Lo ha detto il ministro della Pubblica amministrazione, Giulia Bongiorno in un’intervista a Radio Capital confermando l’intenzione, contro i furbetti del cartellino, di usare i dati biometrici, le impronte digitali per i controlli su entrata e uscita dal lavoro. La misura è inserita nel decreto concretezza che andrà in aula al Senato la settimana prossima.

“Le truffe avvengono  passando al collega il cartellino. Io credo che l’unico modo per stroncare il fenomeno alla radice sia quello di introdurre le impronte digitali sul badge”.

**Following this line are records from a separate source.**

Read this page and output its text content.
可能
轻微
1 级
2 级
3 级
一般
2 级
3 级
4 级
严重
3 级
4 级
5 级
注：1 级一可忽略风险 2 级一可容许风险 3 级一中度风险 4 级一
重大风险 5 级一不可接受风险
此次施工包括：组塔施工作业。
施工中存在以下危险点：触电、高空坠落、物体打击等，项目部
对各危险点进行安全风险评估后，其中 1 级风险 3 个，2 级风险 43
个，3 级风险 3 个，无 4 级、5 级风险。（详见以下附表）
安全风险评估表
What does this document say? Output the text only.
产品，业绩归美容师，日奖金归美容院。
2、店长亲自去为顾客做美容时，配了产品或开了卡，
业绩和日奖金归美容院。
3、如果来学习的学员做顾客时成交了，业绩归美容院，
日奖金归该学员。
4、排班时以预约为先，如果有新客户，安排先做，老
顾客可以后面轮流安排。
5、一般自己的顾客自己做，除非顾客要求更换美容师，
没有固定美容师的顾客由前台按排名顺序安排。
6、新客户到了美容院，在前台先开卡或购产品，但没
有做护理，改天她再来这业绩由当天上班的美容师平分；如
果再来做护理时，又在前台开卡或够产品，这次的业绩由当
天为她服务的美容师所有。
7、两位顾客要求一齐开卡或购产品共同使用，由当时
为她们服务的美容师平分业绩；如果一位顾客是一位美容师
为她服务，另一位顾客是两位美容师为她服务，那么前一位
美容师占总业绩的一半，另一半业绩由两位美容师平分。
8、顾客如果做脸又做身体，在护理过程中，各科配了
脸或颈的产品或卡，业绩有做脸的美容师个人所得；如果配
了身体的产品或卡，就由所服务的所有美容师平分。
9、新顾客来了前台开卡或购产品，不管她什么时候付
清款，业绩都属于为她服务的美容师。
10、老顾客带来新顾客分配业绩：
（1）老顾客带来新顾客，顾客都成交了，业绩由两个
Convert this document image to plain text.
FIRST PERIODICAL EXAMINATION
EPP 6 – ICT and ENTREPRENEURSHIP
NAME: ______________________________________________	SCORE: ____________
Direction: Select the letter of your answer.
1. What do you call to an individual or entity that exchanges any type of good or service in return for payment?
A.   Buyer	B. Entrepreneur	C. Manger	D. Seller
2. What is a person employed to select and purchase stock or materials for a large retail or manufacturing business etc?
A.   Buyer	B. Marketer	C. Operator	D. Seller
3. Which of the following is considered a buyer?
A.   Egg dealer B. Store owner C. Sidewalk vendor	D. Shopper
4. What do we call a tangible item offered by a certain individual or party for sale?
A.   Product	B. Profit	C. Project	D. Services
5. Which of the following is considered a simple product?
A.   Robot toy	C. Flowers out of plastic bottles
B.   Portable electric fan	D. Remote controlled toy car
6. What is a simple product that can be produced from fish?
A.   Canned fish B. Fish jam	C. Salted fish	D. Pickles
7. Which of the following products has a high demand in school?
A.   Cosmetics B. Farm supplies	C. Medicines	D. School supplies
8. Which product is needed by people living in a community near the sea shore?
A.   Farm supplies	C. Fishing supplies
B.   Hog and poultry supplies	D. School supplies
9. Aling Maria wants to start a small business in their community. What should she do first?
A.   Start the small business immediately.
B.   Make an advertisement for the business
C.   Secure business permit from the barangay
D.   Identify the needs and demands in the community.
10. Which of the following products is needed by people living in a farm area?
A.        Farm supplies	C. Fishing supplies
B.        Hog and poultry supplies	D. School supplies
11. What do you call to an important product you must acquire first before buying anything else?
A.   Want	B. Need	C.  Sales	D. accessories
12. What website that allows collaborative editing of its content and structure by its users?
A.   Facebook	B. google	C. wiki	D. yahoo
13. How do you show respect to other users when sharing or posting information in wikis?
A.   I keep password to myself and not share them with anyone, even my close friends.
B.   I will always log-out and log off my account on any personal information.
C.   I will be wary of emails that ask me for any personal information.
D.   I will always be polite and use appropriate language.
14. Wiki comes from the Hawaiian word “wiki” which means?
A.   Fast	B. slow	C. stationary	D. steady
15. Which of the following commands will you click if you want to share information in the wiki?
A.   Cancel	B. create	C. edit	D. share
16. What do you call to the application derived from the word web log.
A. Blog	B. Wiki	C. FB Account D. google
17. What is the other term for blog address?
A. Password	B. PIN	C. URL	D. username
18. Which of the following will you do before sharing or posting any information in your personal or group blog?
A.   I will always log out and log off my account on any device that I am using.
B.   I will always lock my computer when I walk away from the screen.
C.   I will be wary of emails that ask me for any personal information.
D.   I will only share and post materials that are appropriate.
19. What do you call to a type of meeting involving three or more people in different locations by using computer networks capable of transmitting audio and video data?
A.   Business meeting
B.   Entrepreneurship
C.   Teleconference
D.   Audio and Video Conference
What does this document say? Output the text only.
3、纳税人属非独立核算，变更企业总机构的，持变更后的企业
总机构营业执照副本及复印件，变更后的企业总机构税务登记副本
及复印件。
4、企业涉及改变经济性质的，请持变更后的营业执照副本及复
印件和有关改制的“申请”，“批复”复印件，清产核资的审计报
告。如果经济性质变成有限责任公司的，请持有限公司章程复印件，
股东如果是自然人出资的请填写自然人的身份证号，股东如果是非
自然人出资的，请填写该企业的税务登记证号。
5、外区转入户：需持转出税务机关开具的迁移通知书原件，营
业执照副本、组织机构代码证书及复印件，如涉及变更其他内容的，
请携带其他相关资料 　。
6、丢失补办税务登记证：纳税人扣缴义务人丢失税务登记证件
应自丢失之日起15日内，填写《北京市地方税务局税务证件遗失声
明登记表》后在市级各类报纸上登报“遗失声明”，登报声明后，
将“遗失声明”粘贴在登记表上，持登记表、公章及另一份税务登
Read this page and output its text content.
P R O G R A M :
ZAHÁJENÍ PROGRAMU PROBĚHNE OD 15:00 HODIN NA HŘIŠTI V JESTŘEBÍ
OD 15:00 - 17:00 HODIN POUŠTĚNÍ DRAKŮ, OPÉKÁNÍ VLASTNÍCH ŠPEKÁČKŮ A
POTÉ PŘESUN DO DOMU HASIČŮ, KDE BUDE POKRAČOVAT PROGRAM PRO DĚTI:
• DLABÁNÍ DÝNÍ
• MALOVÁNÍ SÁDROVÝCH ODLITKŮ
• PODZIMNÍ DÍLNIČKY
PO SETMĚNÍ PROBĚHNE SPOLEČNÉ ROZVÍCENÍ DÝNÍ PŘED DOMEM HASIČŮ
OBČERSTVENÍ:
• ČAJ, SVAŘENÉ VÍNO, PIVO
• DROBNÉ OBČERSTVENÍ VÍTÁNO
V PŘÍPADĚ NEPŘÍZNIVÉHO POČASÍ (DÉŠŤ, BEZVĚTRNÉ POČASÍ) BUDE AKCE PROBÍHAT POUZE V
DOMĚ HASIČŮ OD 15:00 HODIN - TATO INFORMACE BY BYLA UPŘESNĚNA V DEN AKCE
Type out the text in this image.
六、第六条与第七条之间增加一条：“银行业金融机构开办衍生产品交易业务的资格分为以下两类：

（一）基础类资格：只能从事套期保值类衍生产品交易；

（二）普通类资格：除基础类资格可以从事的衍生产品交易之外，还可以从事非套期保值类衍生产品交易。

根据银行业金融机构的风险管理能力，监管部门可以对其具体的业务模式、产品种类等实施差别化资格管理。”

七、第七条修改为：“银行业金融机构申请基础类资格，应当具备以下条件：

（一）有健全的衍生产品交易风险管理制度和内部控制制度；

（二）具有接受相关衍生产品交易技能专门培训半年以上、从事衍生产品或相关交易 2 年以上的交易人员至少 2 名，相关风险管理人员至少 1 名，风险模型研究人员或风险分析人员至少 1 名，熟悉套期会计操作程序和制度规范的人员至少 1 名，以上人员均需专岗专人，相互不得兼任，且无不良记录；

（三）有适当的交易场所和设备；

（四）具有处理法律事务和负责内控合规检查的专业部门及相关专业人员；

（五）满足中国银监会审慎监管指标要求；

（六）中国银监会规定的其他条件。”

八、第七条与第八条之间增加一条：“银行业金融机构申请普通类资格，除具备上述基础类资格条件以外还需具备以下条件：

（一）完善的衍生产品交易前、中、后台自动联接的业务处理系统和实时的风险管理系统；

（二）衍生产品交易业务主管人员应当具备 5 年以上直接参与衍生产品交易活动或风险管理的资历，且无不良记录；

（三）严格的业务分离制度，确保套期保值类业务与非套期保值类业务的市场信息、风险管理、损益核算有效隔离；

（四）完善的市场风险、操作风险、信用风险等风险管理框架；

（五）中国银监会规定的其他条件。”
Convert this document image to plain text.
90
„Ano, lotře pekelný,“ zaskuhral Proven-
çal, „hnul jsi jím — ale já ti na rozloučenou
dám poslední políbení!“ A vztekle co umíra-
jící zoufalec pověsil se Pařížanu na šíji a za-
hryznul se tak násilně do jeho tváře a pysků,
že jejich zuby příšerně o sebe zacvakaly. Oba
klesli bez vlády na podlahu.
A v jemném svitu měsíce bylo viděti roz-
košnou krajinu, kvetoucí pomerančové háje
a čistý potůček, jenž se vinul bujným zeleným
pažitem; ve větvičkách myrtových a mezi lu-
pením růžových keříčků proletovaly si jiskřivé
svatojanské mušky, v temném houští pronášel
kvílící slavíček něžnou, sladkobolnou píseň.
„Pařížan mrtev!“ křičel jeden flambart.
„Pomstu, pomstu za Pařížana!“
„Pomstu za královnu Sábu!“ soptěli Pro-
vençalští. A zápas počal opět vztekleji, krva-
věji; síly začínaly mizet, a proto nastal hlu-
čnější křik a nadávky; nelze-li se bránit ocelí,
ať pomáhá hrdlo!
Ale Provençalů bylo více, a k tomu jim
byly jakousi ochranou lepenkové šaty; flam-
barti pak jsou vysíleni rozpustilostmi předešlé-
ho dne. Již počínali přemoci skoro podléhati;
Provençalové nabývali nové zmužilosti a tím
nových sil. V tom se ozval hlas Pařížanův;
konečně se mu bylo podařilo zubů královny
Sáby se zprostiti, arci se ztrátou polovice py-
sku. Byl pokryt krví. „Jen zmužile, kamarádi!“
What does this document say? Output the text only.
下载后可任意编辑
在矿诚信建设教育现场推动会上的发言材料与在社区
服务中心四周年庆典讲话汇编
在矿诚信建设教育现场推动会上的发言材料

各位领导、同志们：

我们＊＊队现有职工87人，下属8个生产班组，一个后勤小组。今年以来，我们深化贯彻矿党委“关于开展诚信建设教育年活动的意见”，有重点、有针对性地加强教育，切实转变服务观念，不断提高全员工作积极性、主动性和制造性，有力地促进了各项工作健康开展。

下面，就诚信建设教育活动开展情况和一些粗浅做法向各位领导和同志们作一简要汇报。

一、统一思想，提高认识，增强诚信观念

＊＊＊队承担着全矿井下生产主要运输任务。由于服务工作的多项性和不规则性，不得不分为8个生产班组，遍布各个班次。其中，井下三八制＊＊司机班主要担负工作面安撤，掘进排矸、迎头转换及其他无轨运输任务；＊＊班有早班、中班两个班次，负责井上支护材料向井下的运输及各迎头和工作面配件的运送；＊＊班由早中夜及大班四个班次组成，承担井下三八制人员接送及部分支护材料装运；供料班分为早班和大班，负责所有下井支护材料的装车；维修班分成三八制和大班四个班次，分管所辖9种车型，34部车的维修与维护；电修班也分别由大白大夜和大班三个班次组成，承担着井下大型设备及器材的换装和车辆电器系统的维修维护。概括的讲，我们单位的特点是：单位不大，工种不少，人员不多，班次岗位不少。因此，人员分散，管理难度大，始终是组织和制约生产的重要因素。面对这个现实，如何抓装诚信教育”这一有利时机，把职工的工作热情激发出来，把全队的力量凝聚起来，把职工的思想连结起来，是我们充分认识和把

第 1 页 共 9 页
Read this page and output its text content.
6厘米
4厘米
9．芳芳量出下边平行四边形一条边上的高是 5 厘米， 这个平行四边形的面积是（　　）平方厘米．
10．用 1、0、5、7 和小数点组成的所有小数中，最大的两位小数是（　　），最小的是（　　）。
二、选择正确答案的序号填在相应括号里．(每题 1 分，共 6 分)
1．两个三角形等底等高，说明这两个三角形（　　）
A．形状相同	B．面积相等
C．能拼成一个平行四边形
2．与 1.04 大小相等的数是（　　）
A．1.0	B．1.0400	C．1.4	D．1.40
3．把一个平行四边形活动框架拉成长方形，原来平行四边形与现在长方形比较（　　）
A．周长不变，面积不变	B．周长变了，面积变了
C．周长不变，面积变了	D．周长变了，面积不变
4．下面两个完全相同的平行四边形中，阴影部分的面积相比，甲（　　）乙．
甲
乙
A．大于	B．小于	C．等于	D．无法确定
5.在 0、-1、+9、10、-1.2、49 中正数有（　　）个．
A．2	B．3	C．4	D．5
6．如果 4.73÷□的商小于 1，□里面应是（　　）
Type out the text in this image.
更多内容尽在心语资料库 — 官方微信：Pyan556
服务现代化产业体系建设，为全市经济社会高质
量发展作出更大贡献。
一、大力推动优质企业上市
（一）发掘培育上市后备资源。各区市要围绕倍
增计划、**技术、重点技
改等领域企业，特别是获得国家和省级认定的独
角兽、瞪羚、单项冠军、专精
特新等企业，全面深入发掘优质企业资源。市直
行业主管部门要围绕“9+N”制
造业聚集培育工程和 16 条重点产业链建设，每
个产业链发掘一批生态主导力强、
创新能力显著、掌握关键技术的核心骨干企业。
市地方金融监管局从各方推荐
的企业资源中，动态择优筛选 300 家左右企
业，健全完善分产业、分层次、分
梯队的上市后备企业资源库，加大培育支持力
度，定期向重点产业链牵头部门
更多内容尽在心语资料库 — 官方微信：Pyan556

“Credo ci sia una cultura del lavoro pubblico assolutamente contestabile. C’è una sorta di scelta di non andare al lavoro o di fare usare ad altri il proprio cartellino contando sul fatto che c’è una sorta di omertà negli uffici. Quindi è difficile che si faccia una denuncia del proprio collega visto che con questo soggetto si deve convivere”.

“Il dirigente deve avere cura di quello che accade nel proprio ufficio”. Alla domanda sulla possibilità di arrivare al licenziamento per il dirigente che non controlla Bongiorno ha detto che se il dirigente è complice sarà possibile. Se invece c’è un dirigente particolarmente attento si prevederà una “progressione di carriera”.